Biddu is located between southwest Jerusalem and Ramallah, and the event was organised by the Environmental Education Centre (EEC), an educational program of the Lutheran Church in the Holy Land, which aims to teach children about ecological issues.

Villagers from nearby Einan and Khubiebeh also attended the tree planting ceremony in mid-March. The EEC works with schools in the villages, which are all Muslim.

Israel says it needs the 400-kilometre barrier in order to protect its citizens from terrorist attacks emanating from the West Bank and Gaza. While some sections the barrier are made of towering cement slabs, the section in Biddu is a wire mesh fence with a yellow gate through which the farmers must pass in order to work their land.

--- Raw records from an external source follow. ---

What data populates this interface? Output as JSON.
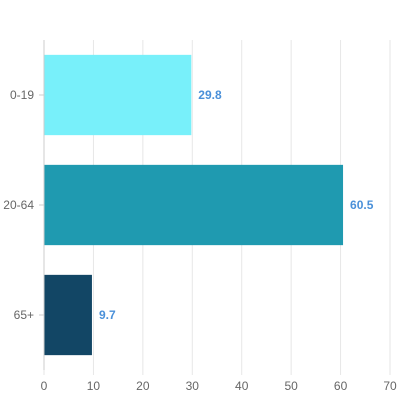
{
  "chart_data": {
    "type": "bar",
    "orientation": "horizontal",
    "categories": [
      "0-19",
      "20-64",
      "65+"
    ],
    "values": [
      29.8,
      60.5,
      9.7
    ],
    "colors": [
      "#78f0fa",
      "#1f9ab0",
      "#124665"
    ],
    "data_labels": [
      "29.8",
      "60.5",
      "9.7"
    ],
    "data_label_color": "#4a90d9",
    "xlim": [
      0,
      70
    ],
    "xticks": [
      0,
      10,
      20,
      30,
      40,
      50,
      60,
      70
    ],
    "grid": true,
    "grid_color": "#e6e6e6",
    "axis_color": "#cccccc",
    "title": "",
    "xlabel": "",
    "ylabel": ""
  }
}
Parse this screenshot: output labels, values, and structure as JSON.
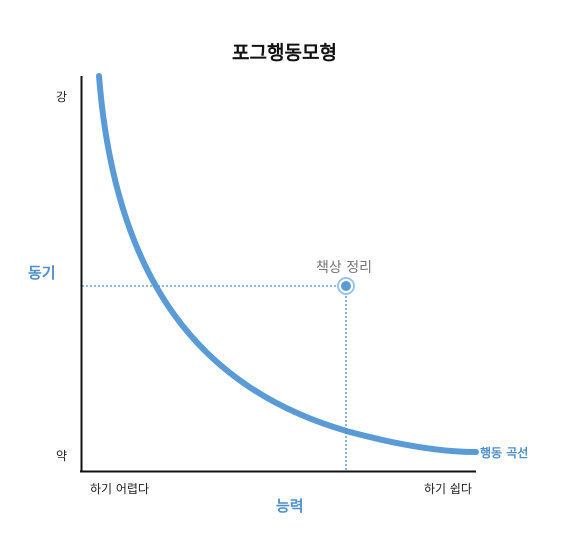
{
  "title": "포그행동모형",
  "axes": {
    "y_label": "동기",
    "x_label": "능력",
    "y_top": "강",
    "y_bottom": "약",
    "x_left": "하기 어렵다",
    "x_right": "하기 쉽다"
  },
  "curve": {
    "label": "행동 곡선",
    "color": "#5b9bd5"
  },
  "point": {
    "label": "책상 정리",
    "color": "#5b9bd5"
  },
  "colors": {
    "axis": "#111111",
    "accent": "#4f8fca",
    "guide": "#4f8fca"
  }
}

"It is very important for us to work together," said Bishop Younan. "It is good to make contact with these villages. It builds bridges."

This clustering of outlying small villages has led to them being largely neglected and they welcomed the attention and assistance from the Lutheran Church, said Bishop Younan.

The villages of the area once had 6,000 dunums (600 hectares) of land, but some 4,000 dunums (400 hectares) have been confiscated for Israeli settlements, said the bishop.

Younan noted that people from the villages now need special permits to reach their agricultural lands on the other side of the barrier which have in fact been annexed.

One elderly man, whose house is on the outskirts of the village where today the encroaching Israeli settlement of Adasha reaches, was permitted to keep his home only through a lengthy legal battle and the intervention of the Israeli Supreme Court.

Today he lives in a three-sided cage, surrounded by metal fences on three sides of his house. Only about three metres of land is left around his house on all sides. All visitors must leave his house by 6 pm Through the fence he can gaze out at the red-tiled roof houses of his neighbours in the settlement spreading out onto the horizon.

Younan said that when he urged the man not to lose hope, the man said, "I have nothing left to lose anymore. I have lost everything."